El segundo tipo de nacionalismo fue conformado por las ideas de la revolución
francesa y posteriormente por Ernest Renan, y reposa sobre la idea de que los
ciudadanos de la nación voluntariamente conforman esa entidad.
Bajo el
primer tipo de nacionalismo, todo ciudadano tiene la obligación de respetar la
bandera, y quien no lo haga así, debe ser castigado. Para este tipo de nacionalismo,
la pertenencia a una nación no es un acto cívico y voluntario, sino que es
sencillamente una circunstancia dictada por el nacimiento, por el suelo y la
sangre. En cambio, para el segundo tipo de nacionalismo, al menos en teoría,
existe la posibilidad de que, quien no desee formar parte voluntariamente de la
nación, al menos tiene la opción de manifestarlo así. Y, en ese sentido, bajo esta
ideología nacionalista, habría espacio para que quienes disientan del símbolo
nacional, así lo manifiesten.
El
primer prócer que diseñó una bandera para la naciente nación venezolana,
Franciso de Miranda, estuvo imbuido de las ideas nacionalistas de la revolución
francesa, y en ese sentido, es presumible que defendía el nacionalismo cívico
por encima del nacionalismo de suelo y sangre. Pero, lamentablemente, el
fetiche por la bandera venezolana en el siglo XX ha cultivado más bien un nacionalismo
impositivo más afín al de Herder y Fitche, que al de los voluntaristas cívicos
inspirados en los ideales de la revolución francesa.
Es un hecho
notorio que una considerable porción de las banderas nacionales incorporan
alguna forma de simbolismo militar (el escudo venezolano no es la excepción).

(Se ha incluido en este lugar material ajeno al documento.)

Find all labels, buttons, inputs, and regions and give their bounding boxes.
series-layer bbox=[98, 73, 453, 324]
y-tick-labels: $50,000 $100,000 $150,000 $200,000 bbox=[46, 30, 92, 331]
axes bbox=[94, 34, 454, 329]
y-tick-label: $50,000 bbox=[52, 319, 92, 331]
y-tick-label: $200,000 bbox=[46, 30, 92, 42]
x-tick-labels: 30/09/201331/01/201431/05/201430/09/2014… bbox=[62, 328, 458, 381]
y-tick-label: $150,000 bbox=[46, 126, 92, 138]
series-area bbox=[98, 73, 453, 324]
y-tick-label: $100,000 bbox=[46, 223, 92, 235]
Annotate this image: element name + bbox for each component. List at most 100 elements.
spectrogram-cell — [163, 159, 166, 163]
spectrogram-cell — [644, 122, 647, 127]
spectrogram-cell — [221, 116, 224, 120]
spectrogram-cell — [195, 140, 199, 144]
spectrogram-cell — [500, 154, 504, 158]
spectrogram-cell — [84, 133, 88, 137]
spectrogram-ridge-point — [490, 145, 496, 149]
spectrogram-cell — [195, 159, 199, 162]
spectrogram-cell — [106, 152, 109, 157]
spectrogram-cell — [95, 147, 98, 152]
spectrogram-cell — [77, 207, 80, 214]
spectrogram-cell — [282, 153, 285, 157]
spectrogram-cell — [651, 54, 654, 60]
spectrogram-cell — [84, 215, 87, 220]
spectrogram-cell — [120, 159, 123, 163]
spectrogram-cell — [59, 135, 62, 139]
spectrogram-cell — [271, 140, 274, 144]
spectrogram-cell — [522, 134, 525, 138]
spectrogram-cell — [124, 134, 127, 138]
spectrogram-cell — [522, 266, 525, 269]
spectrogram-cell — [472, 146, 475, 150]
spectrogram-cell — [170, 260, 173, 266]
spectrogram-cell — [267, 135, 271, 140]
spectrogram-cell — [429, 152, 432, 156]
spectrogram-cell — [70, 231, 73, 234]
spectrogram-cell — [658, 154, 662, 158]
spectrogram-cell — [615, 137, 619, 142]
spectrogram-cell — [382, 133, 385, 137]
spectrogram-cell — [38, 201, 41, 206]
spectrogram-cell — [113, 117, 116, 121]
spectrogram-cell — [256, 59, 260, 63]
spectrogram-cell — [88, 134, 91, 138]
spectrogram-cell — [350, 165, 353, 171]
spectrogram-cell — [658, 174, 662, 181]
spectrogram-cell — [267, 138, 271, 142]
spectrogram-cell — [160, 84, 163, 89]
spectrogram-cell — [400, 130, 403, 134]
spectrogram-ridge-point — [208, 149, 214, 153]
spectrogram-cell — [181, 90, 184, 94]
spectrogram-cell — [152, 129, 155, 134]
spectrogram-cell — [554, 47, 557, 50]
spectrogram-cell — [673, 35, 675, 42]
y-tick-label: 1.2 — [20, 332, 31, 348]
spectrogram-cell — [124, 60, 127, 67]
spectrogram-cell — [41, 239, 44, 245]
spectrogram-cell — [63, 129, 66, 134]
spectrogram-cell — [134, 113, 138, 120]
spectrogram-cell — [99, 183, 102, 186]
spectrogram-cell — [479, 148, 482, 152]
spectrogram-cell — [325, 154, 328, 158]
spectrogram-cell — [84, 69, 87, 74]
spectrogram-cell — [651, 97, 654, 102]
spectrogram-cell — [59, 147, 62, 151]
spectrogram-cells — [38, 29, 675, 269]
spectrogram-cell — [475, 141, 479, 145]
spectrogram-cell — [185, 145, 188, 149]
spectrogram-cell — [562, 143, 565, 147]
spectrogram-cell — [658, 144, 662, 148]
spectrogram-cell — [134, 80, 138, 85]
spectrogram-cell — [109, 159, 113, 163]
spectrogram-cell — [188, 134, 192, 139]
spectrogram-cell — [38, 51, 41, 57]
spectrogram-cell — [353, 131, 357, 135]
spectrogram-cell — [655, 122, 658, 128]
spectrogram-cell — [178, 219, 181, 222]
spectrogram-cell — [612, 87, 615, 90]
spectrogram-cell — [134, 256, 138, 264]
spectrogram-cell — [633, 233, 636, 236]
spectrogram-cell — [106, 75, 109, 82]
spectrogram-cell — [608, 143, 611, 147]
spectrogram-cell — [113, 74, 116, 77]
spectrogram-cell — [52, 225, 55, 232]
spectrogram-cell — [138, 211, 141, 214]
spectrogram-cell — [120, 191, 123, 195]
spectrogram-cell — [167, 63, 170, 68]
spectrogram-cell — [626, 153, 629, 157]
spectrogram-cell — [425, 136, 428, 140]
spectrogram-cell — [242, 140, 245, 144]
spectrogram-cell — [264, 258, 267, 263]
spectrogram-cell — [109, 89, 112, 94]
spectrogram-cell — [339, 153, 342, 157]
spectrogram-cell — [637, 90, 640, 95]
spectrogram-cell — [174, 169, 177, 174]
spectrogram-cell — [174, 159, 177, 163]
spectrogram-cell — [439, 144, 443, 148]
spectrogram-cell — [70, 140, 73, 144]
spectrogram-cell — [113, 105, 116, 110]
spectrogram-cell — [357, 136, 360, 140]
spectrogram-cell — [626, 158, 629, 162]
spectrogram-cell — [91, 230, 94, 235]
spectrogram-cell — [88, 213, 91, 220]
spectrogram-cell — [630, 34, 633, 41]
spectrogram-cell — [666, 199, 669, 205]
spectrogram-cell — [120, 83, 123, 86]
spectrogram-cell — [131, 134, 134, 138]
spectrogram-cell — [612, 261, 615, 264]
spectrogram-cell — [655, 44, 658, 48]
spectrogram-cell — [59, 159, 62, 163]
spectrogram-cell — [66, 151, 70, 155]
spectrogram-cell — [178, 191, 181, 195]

Y,
no por mera coincidencia, las banderas con más símbolos militares representan a
países con más tendencias hacia el nacionalismo impositivo. Un objetivo
bastante claro de esto es recordarle al ciudadano que él no tiene mucha opción
en decidir si acepta o no el símbolo patrio. O se canta el himno, o se recibe
el porrazo. En las proclamas nacionalistas, hay mucho ad baculum, y pocas deliberaciones argumentativas racionales.
El culto
a la bandera y los tabúes que la protegen frente a cualquier forma de irrespeto
ha terminado por convertirse en un emblema al colectivismo, y una bofetada a la
libertad individual. Después del tratado de Westfalia, el mundo moderno valora
la libertad religiosa, y quien no desee seguir una religión, está en su pleno
derecho. Pero, por supuesto, en muchos Estados modernos, hay una excepción: se
puede disentir de cualquier religión, menos de la religión nacionalista. Me
puedo cagar en Dios, pero jamás en la bandera. En la sociedad moderna, un autor
puede escribir una novela como Los versos
satánicos, pero no puede quemar un pedazo de tela tricolor.